The configurations of network devices contain a significant amount of security-related and proprietary information (for example, RADIUS [
RFC 2865] or TACACS+ [
TACACS] secrets). Exposing these to a third party to load onto a new device (or using an auto-install technique that fetches an unencrypted configuration file via TFTP [
RFC 1350]) or something similar is an unacceptable security risk for many operators, and so they send employees to remote locations to perform the initial configuration work; this costs time and money.
There are some workarounds to this, such as asking the vendor to preconfigure the device before shipping it; asking the remote support to install a terminal server; providing a minimal, unsecured configuration and using that to bootstrap to a complete configuration; etc. However, these are often clumsy and have security issues. As an example, in the terminal server case, the console port connection could be easily snooped.
An ideal solution in this space would protect both the confidentiality of device configuration in transit and the authenticity (and authorization status) of configuration to be used by the device. The mechanism described in this document only addresses the former and makes no effort to do the latter, with the device accepting any configuration file that comes its way and is encrypted to the device's key (or not encrypted, as the case may be). Other solutions (such as [
RFC 8572], [
BRSKI], and other voucher-based methods) are more fully featured but also require more complicated machinery. This document describes something much simpler, at the cost of only providing limited protection.
This document layers security onto existing auto-install solutions (one example of which is [
Cisco_AutoInstall]) to provide a method to initially configure new devices while maintaining (limited) confidentiality of the initial configuration. It is optimized for simplicity, for both the implementor and the operator.
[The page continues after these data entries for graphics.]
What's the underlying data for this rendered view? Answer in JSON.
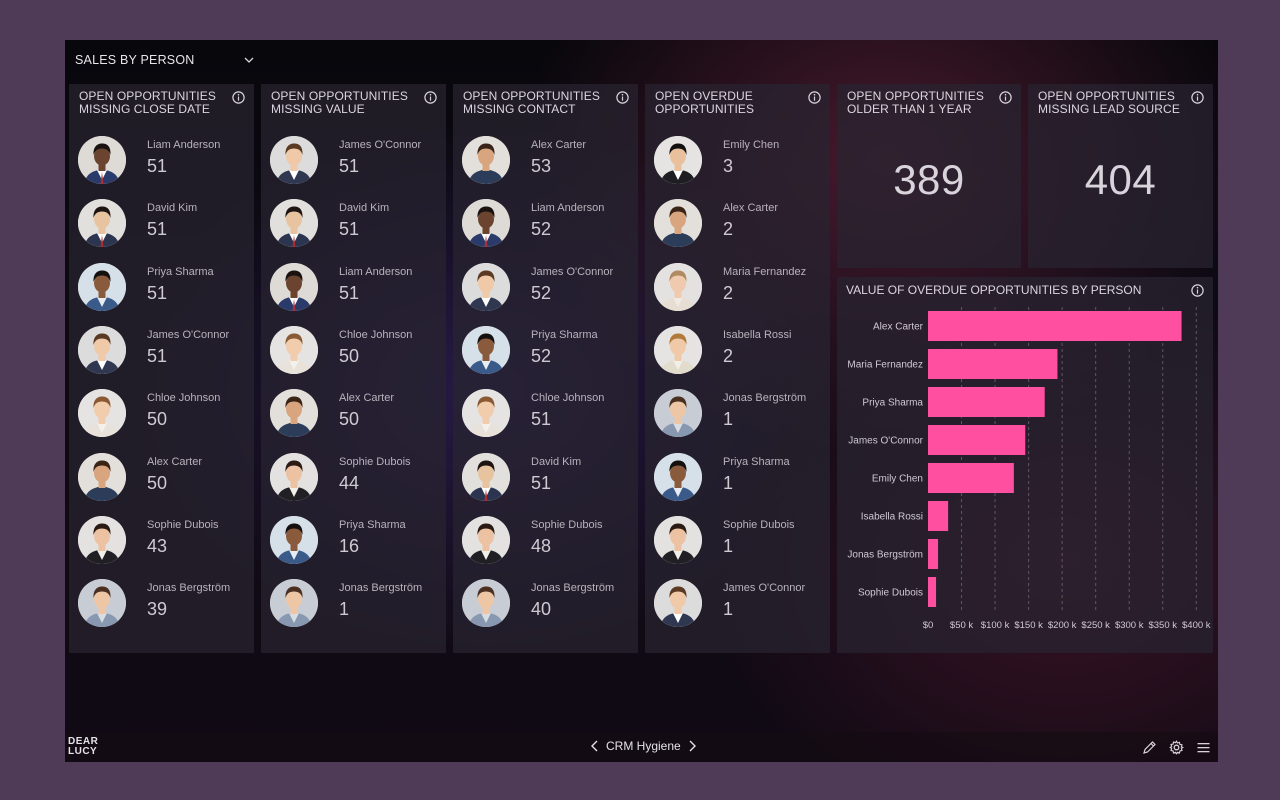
{
  "header": {
    "view_label": "SALES BY PERSON"
  },
  "panels": [
    {
      "title": "OPEN OPPORTUNITIES MISSING CLOSE DATE",
      "rows": [
        {
          "name": "Liam Anderson",
          "value": "51"
        },
        {
          "name": "David Kim",
          "value": "51"
        },
        {
          "name": "Priya Sharma",
          "value": "51"
        },
        {
          "name": "James O'Connor",
          "value": "51"
        },
        {
          "name": "Chloe Johnson",
          "value": "50"
        },
        {
          "name": "Alex Carter",
          "value": "50"
        },
        {
          "name": "Sophie Dubois",
          "value": "43"
        },
        {
          "name": "Jonas Bergström",
          "value": "39"
        }
      ]
    },
    {
      "title": "OPEN OPPORTUNITIES MISSING VALUE",
      "rows": [
        {
          "name": "James O'Connor",
          "value": "51"
        },
        {
          "name": "David Kim",
          "value": "51"
        },
        {
          "name": "Liam Anderson",
          "value": "51"
        },
        {
          "name": "Chloe Johnson",
          "value": "50"
        },
        {
          "name": "Alex Carter",
          "value": "50"
        },
        {
          "name": "Sophie Dubois",
          "value": "44"
        },
        {
          "name": "Priya Sharma",
          "value": "16"
        },
        {
          "name": "Jonas Bergström",
          "value": "1"
        }
      ]
    },
    {
      "title": "OPEN OPPORTUNITIES MISSING CONTACT",
      "rows": [
        {
          "name": "Alex Carter",
          "value": "53"
        },
        {
          "name": "Liam Anderson",
          "value": "52"
        },
        {
          "name": "James O'Connor",
          "value": "52"
        },
        {
          "name": "Priya Sharma",
          "value": "52"
        },
        {
          "name": "Chloe Johnson",
          "value": "51"
        },
        {
          "name": "David Kim",
          "value": "51"
        },
        {
          "name": "Sophie Dubois",
          "value": "48"
        },
        {
          "name": "Jonas Bergström",
          "value": "40"
        }
      ]
    },
    {
      "title": "OPEN OVERDUE OPPORTUNITIES",
      "rows": [
        {
          "name": "Emily Chen",
          "value": "3"
        },
        {
          "name": "Alex Carter",
          "value": "2"
        },
        {
          "name": "Maria Fernandez",
          "value": "2"
        },
        {
          "name": "Isabella Rossi",
          "value": "2"
        },
        {
          "name": "Jonas Bergström",
          "value": "1"
        },
        {
          "name": "Priya Sharma",
          "value": "1"
        },
        {
          "name": "Sophie Dubois",
          "value": "1"
        },
        {
          "name": "James O'Connor",
          "value": "1"
        }
      ]
    }
  ],
  "kpis": [
    {
      "title": "OPEN OPPORTUNITIES OLDER THAN 1 YEAR",
      "value": "389"
    },
    {
      "title": "OPEN OPPORTUNITIES MISSING LEAD SOURCE",
      "value": "404"
    }
  ],
  "chart_title": "VALUE OF OVERDUE OPPORTUNITIES BY PERSON",
  "chart_data": {
    "type": "bar",
    "orientation": "horizontal",
    "categories": [
      "Alex Carter",
      "Maria Fernandez",
      "Priya Sharma",
      "James O'Connor",
      "Emily Chen",
      "Isabella Rossi",
      "Jonas Bergström",
      "Sophie Dubois"
    ],
    "values": [
      378000,
      193000,
      174000,
      145000,
      128000,
      30000,
      15000,
      12000
    ],
    "xlim": [
      0,
      410000
    ],
    "tick_values": [
      0,
      50000,
      100000,
      150000,
      200000,
      250000,
      300000,
      350000,
      400000
    ],
    "tick_labels": [
      "$0",
      "$50 k",
      "$100 k",
      "$150 k",
      "$200 k",
      "$250 k",
      "$300 k",
      "$350 k",
      "$400 k"
    ],
    "grid": true,
    "bar_color": "#ff4fa0"
  },
  "footer": {
    "logo_line1": "DEAR",
    "logo_line2": "LUCY",
    "dashboard_name": "CRM Hygiene"
  },
  "colors": {
    "background": "#4f3a58",
    "accent": "#ff4fa0"
  }
}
It is explicitly not intended to be a fully featured system for managing installed devices nor is it intended to solve all use cases; rather, it is a simple targeted solution to solve a common operational issue where the network device has been delivered, fiber has been laid (as appropriate), and there is no trusted member of the operator's staff to perform the initial configuration. This solution is only intended to increase confidentiality of the information in the configuration file and does not protect the device itself from loading a malicious configuration.
This document describes a concept and some example ways of implementing this concept. As devices have different capabilities and use different configuration paradigms, one method will not suit all, and so it is expected that vendors will differ in exactly how they implement this.
This solution is specifically designed to be a simple method on top of exiting device functionality. If devices do not support this new method, they can continue to use the existing functionality. In addition, operators can choose to use this to protect their configuration information or can continue to use the existing functionality.
The issue of securely installing devices is in no way a new issue nor is it limited to network devices; it occurs when deploying servers, PCs, Internet of Things (IoT) devices, and in many other situations. While the solution described in this document is obvious (encrypt the config, then decrypt it with a device key), this document only discusses the use for network devices, such as routers and switches.